Larin was born in Daugavpils, Latvia. After completing a degree in French philology in Gorky and undergoing voice training in Lithuania under the Lithuanian tenor Virgilijus Noreika, he made his debut at the Lithuanian Opera and Ballet Theatre in 1981, singing Alfredo in La Traviata. After nearly a decade of performances at various Soviet venues, Larin made his debut in the West. Larin's international career started after he signed a contract with the Slovak National Theatre and moved to Slovakia, following which he made a debut at the Vienna State Opera.
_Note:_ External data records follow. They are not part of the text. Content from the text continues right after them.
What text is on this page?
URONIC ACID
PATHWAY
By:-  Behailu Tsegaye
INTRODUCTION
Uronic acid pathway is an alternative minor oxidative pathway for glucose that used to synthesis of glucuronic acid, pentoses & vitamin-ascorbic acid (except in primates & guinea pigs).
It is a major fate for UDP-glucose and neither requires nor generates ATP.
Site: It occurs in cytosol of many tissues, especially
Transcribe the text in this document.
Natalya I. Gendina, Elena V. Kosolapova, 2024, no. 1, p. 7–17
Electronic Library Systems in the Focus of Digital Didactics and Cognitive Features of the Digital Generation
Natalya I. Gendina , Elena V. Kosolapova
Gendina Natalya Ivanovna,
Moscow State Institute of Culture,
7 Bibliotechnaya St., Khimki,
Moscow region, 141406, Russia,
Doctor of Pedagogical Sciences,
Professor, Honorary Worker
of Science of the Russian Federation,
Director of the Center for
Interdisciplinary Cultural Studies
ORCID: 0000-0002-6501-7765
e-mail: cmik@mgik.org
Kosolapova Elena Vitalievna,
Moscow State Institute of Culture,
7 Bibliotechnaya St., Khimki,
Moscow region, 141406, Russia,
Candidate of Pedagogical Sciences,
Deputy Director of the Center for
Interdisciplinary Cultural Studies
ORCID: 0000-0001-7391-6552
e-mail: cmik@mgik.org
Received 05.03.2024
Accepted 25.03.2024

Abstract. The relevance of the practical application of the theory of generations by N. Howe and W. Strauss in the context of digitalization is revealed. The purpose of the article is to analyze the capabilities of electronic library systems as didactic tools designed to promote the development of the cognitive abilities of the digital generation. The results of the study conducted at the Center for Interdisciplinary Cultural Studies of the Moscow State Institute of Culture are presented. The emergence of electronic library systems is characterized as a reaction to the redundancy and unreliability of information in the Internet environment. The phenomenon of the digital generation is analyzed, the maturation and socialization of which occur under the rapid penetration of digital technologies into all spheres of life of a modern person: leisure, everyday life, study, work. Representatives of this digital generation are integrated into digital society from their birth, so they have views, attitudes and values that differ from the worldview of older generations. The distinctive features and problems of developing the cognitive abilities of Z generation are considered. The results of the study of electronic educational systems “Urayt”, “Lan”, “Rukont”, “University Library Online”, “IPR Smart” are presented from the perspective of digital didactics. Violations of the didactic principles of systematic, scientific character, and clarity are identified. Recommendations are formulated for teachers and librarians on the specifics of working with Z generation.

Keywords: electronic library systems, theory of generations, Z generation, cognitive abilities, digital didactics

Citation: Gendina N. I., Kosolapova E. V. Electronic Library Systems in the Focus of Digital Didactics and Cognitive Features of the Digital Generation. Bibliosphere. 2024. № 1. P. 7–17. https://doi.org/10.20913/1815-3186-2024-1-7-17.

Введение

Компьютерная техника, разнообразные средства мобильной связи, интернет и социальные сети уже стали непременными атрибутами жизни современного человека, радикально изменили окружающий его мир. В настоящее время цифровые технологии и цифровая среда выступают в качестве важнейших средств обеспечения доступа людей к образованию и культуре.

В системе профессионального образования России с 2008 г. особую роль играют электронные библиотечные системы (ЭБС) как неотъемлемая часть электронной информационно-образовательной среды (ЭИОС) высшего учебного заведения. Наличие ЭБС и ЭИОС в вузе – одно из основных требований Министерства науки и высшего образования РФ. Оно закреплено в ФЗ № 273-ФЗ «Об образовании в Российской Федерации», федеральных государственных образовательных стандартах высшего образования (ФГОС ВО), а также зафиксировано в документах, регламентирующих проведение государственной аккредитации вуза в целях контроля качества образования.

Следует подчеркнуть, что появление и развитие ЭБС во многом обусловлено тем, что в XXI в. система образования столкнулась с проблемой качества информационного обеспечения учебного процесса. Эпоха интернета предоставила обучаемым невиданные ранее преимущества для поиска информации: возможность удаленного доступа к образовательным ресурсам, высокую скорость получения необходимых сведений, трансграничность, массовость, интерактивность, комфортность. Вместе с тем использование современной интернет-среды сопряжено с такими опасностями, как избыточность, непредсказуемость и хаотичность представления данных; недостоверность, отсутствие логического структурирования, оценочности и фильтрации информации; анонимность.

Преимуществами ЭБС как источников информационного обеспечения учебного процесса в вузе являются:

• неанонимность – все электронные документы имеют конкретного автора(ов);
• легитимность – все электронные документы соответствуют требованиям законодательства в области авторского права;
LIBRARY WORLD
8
His Covent Garden debut took place in 1991, where he sang Don José in Bizet's Carmen, while Cavaradossi in Puccini's Tosca served for his debuts at both Paris and the Metropolitan Opera. His later roles at the Met included Don Jose in "Carmen", Pinkerton in "Madama Butterfly", Dmitri in "Boris Godunov" and Don Alvaro in "La forza del destino".

The prevailingly lyric impact of his strong tenor made him the choice for important Russian roles at several theatres. His experience with Boris Godunov began with the Fool, took him next to the role of the wily Shuisky, and finally to the False Dmitri I. The Metropolitan Opera heard his first performances of the Pretender when the Kirov visited in 1992. In 1994, Larin sang Dmitri with Claudio Abbado at the Salzburg Festival (the performance was recorded). Salzburg audiences heard Larin's rendition of Don Carlos in 1998. Larin also performed as Calaf in a production of Puccini's Turandot mounted in China and recorded, video-taped, and distributed globally.

His Andrei in Neeme Järvi's recording of Tchaikovsky's Mazeppa placed him in the company of Sergei Leiferkus, Galina Gorchakova, Anatoly Kotcherga, and Larissa Diadkova, the top post-Soviet singers in the 1990s. He also performed as Sergei in Shostakovich's Lady Macbeth of the Mtsensk District.

Larin recorded several discs of Russian songs for the Chandos label, exploring Rachmaninov and Tchaikovsky in discs entirely devoted to their works and offering another recital devoted to songs of "The Mighty Handful" (Rimsky-Korsakov, Cui, Balakirev, Borodin, and Mussorgsky) as well as two discs of miscellany, including Medtner, Gretchaninov, Rubinstein, and Kalinnikov. His accompanist in the project was Eleonora Bekova.

He died in Bratislava, Slovakia from illness, aged 51.